13. Dead Men’s Boots – Mike Carey

I kicked off the year with the first two Felix Castor mysteries, and this is the third. It’s another enjoyably hard-boiled supernatural mystery with some truly nasty ideas and a likeable narrator. It’s the most sprawling of the three books in the series; in addition to the main plot strands there are several ongoing plot threads chugging away relating to Castor’s friends, acquaintances and the collateral damage he tends to inflict on those around him. I think it could have used a tighter structure, and the device of flagging important clues by having Castor “almost” grasp what’s going on becomes annoying after a while. Overall, though, Carey’s writing is as witty and eclectic as ever and I’m looking forward to the fourth one in October.

14. Sunshine – Robin McKinley

Sunshine finds herself captured and chained up in the same room as a vampire, one who not only fails to kill her but who needs her help to escape. This event kicks off a series of events in which she discovers her magical heritage and forms an uneasy, possibly romantic bond with the vampire. Put like that it sounds like a thousand fantasy-horror novels, but something about the very contemporary feel coupled with devices from fairy tales and SF sets this a bit above the pack. Sunshine is a very grounded heroine, one who works at a bakery and exists in a world very like our own. She has a distinctively rambling narrative voice that gets sidetracked easily, and as an avid reader of pulp-supernatural horror she’s very aware of the conventions of the genre she inhabits. At the same time she lives in a world unlike our own, where supernatural creatures are real, humanity lives in the aftermath of a global vampire war, and SF-nal jargon abounds.

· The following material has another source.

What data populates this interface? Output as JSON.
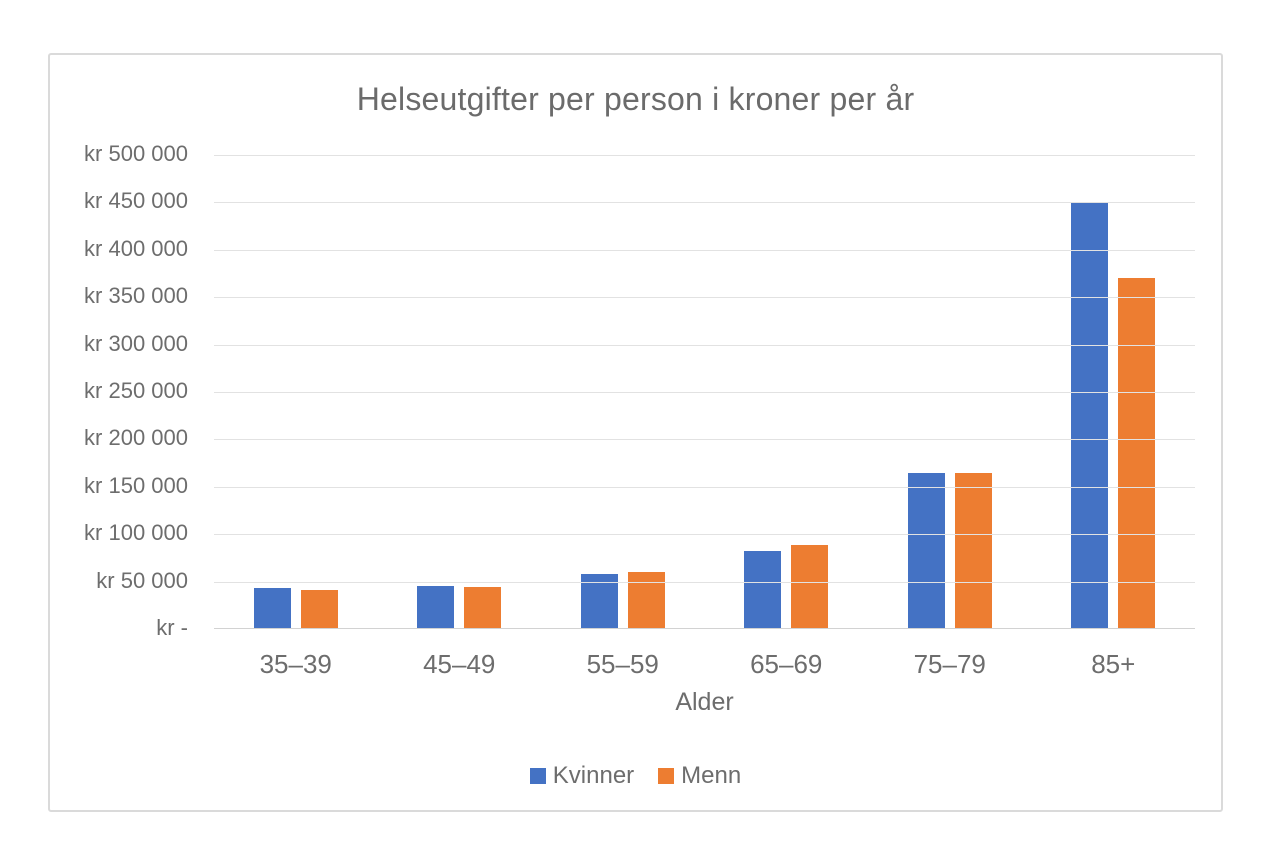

For all the interesting world-building there’s a lot here that is conventional. Sunshine’s ‘Beauty and the Beast’ relationship with the vampire both is and isn’t the usual ‘vampire-shagger’ wish-fulfilment. The plot is rather slight and spends a longish period treading water in the middle. Sunshine’s rambling voice sometimes results in clunky sentence structures that require multiple re-reads to understand, and the alt-history jargon is often implausible and annoying (dollars are “blinks”, info is “‘fo” etc.) McKinley also appears to be leaving quite a lot unresolved for potential sequels. That said, there are enough fresh twists on old ideas here that I enjoyed the book a lot. It’s not, as Neil Gaiman claims on the cover, “a perfect work of magical literature”, but it is very good.

So there you go. 14 books to date during 2008, precisely half the number my wife has read in the same period. I’d like to say I’ll catch up, but it’s a bit like Zeno’s Paradox.